2. Divergence loss (impermanent loss)
As token prices diverge from their prices at deposit, your liquidity becomes lower in value when compared to its value if tokens were held outside the pool.
Depending on volatility, your liquidity stake may become lower than your deposit when you withdraw. Large price swings could cause liquidity providers to lose money.
Generally, the risk of divergence loss is amplified in high APY pools.
Loss in value due to simple changes in asset values is not divergence loss.
3. Private Key Stolen
Private Key may be stolen by a variety hacking methods. Coldwallet is top priority way to be safe and reliable wallets are highly recommended. Metamaks in Ethereum and Phantom/Solflare in Solana are reliable wallets.
Recently Slope wallet users' private keys were hacked and SPL and ERC-20 token were stolen that came from loose security management by wallet provider.
Which curves do your trading pools use?
Most of DEX liquidity pools use the Constant Product curve (x * y = k) that is popularized by Uniswap, as well as the stable curve popularized by curve.fi for Stablecoin pools (currently USDC/USDT).

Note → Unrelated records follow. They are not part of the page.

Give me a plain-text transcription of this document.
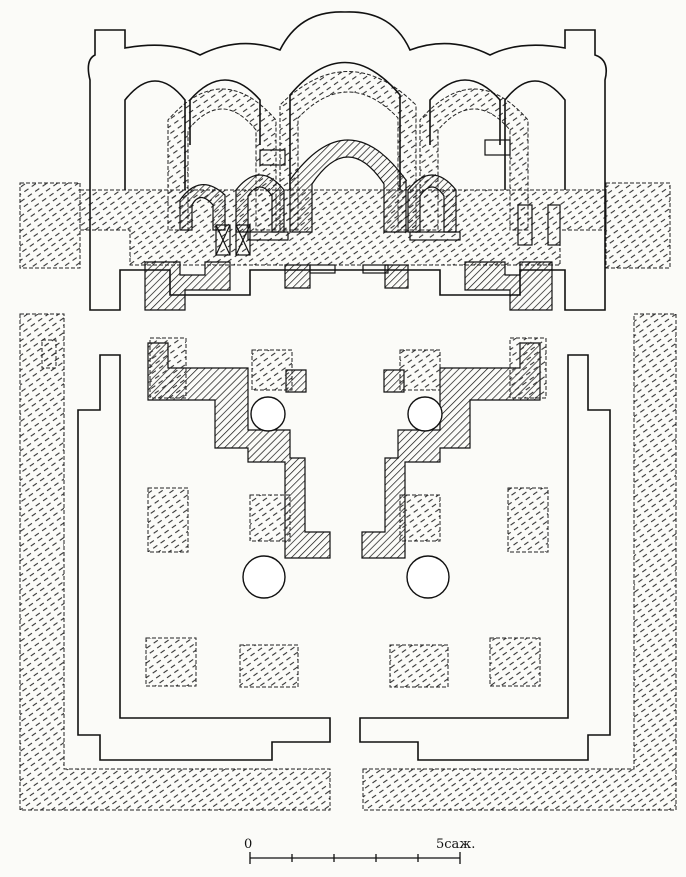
0	5саж.
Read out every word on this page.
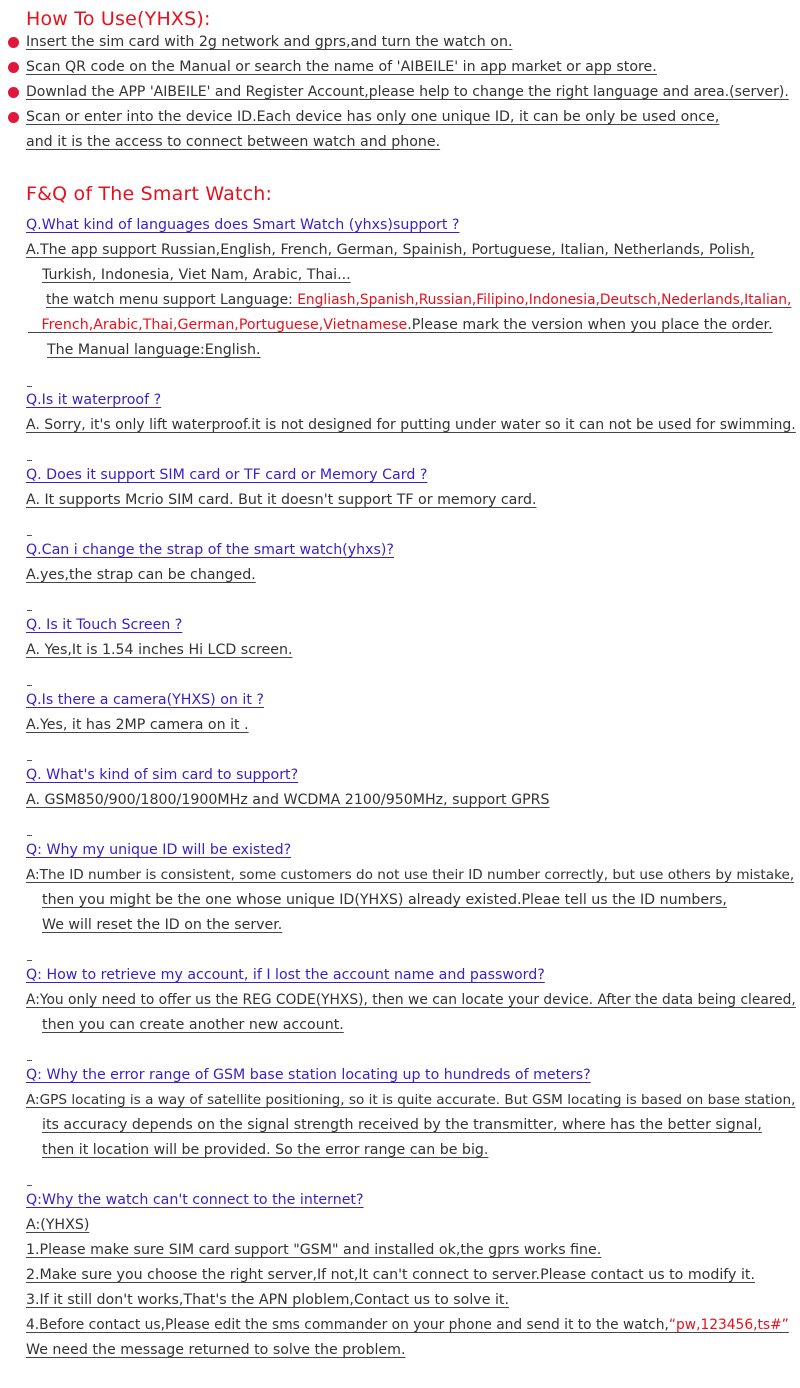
How To Use(YHXS):
Insert the sim card with 2g network and gprs,and turn the watch on.
Scan QR code on the Manual or search the name of 'AIBEILE' in app market or app store.
Downlad the APP 'AIBEILE' and Register Account,please help to change the right language and area.(server).
Scan or enter into the device ID.Each device has only one unique ID, it can be only be used once,
and it is the access to connect between watch and phone.
F&Q of The Smart Watch:
Q.What kind of languages does Smart Watch (yhxs)support ?
A.The app support Russian,English, French, German, Spainish, Portuguese, Italian, Netherlands, Polish,
Turkish, Indonesia, Viet Nam, Arabic, Thai...
the watch menu support Language: Engliash,Spanish,Russian,Filipino,Indonesia,Deutsch,Nederlands,Italian,
French,Arabic,Thai,German,Portuguese,Vietnamese.Please mark the version when you place the order.
The Manual language:English.
Q.Is it waterproof ?
A. Sorry, it's only lift waterproof.it is not designed for putting under water so it can not be used for swimming.
Q. Does it support SIM card or TF card or Memory Card ?
A. It supports Mcrio SIM card. But it doesn't support TF or memory card.
Q.Can i change the strap of the smart watch(yhxs)?
A.yes,the strap can be changed.
Q. Is it Touch Screen ?
A. Yes,It is 1.54 inches Hi LCD screen.
Q.Is there a camera(YHXS) on it ?
A.Yes, it has 2MP camera on it .
Q. What's kind of sim card to support?
A. GSM850/900/1800/1900MHz and WCDMA 2100/950MHz, support GPRS
Q: Why my unique ID will be existed?
A:The ID number is consistent, some customers do not use their ID number correctly, but use others by mistake,
then you might be the one whose unique ID(YHXS) already existed.Pleae tell us the ID numbers,
We will reset the ID on the server.
Q: How to retrieve my account, if I lost the account name and password?
A:You only need to offer us the REG CODE(YHXS), then we can locate your device. After the data being cleared,
then you can create another new account.
Q: Why the error range of GSM base station locating up to hundreds of meters?
A:GPS locating is a way of satellite positioning, so it is quite accurate. But GSM locating is based on base station,
its accuracy depends on the signal strength received by the transmitter, where has the better signal,
then it location will be provided. So the error range can be big.
Q:Why the watch can't connect to the internet?
A:(YHXS)
1.Please make sure SIM card support "GSM" and installed ok,the gprs works fine.
2.Make sure you choose the right server,If not,It can't connect to server.Please contact us to modify it.
3.If it still don't works,That's the APN ploblem,Contact us to solve it.
4.Before contact us,Please edit the sms commander on your phone and send it to the watch,“pw,123456,ts#”
We need the message returned to solve the problem.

Risks and Incentives of Concentrated Liquidity pools (Uniswap V3 type)
Unlike standard pools, liquidity providers in concentrated liquidity pool will compete for trading fees and token emissions, which are divided among liquidity providers according to the parameters of their deposits.
Due to the structure of Concentrated Liquidity and Leverage, users who set a tighter price range, around the current token price will receive a higher share of fees and incentives. They are, on the other hand, more vulnerable to Divergence Loss (also known as Impermanent Loss or IL).